Begitu kata Saut Sitompul dalam puisinya “Puisi”.
Puisi
sejatinya ungkapan rekaman penulisnya tentang dirinya dan atau hal-hal yang terjadi
di sekelilingnya. Rekaman itu bisa sesederhana sehelai daun yang jatuh atau
sekompleks sebuah perang dan pertikaian. Antologi puisi “Empat Pintu” merekam
dengan jeli segala peristiwa yang dialami atau terjadi di sekeliling para
penulisnya.
Rentang
ragam ini dicerminkan dalam judulnya, Empat Pintu, yang menunjukkan bahwa buku
ini memberi panggung tersendiri bagi kekhasan setiap penulisnya yang berjumlah
empat orang itu.
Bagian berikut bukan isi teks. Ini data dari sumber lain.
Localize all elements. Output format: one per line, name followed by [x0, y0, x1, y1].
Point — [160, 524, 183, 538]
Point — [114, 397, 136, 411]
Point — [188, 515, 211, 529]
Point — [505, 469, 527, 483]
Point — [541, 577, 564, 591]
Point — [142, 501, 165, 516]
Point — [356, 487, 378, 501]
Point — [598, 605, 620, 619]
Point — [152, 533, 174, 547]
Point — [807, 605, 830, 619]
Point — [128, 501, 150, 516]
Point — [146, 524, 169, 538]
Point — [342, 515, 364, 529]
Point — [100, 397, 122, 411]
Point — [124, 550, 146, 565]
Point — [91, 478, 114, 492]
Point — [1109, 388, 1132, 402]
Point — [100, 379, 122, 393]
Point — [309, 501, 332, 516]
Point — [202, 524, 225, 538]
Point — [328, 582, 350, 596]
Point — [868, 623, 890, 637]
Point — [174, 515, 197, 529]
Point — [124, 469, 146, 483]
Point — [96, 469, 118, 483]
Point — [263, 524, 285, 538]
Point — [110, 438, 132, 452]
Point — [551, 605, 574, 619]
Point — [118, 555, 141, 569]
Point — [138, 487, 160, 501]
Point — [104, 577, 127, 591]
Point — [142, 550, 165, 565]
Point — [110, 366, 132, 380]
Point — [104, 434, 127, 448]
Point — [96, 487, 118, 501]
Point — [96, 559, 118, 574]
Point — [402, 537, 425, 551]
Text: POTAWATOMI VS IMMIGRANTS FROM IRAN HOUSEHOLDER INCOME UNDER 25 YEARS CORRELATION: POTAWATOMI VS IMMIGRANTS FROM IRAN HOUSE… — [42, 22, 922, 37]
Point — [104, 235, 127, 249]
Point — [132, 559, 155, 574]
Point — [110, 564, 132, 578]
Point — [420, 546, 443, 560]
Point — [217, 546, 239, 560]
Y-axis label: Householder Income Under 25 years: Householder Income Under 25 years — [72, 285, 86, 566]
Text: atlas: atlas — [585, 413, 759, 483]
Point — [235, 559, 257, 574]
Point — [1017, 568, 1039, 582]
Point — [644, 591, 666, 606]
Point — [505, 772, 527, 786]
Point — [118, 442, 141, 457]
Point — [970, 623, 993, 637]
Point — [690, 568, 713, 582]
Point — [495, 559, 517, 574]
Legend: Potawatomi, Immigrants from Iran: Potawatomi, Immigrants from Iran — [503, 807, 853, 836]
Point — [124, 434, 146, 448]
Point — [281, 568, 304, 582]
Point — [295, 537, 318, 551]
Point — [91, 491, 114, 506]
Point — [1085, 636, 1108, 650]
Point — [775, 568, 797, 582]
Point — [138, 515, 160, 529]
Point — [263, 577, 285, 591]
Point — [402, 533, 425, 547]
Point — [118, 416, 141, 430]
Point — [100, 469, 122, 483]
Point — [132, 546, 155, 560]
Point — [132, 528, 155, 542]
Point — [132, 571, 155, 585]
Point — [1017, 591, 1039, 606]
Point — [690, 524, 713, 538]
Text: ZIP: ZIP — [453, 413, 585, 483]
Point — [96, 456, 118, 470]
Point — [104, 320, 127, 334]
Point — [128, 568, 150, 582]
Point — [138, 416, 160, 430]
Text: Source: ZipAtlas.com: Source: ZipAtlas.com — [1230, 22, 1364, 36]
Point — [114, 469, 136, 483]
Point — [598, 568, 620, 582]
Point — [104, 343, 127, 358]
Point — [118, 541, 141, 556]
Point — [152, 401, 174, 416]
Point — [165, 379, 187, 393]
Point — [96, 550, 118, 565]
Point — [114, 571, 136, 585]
Hal itu menjadikan buku ini seolah kumpulan empat buah buku
kecil yang dijadikan satu.
Dari
keempatnya, most favorite saya adalah
puisi-puisi Intan Raksaprawira di
pintu kedua. Membaca puisi-puisi Intan, saya merasa bertemu dengan harmoni yang
sama. Harmoni itu anehnya diciptakan oleh kata-kata yang ‘tidak sepenuhnya saya
mengerti’ bila harus menggunakan akal namun saya merasakannya.
Saya
suka pada kenyataan bahwa kata-kata yang dirangkaikan Intan seolah mempunyai
sayap yang membawa saya terbang bebas pada penafsiran dan atau indentifikasi.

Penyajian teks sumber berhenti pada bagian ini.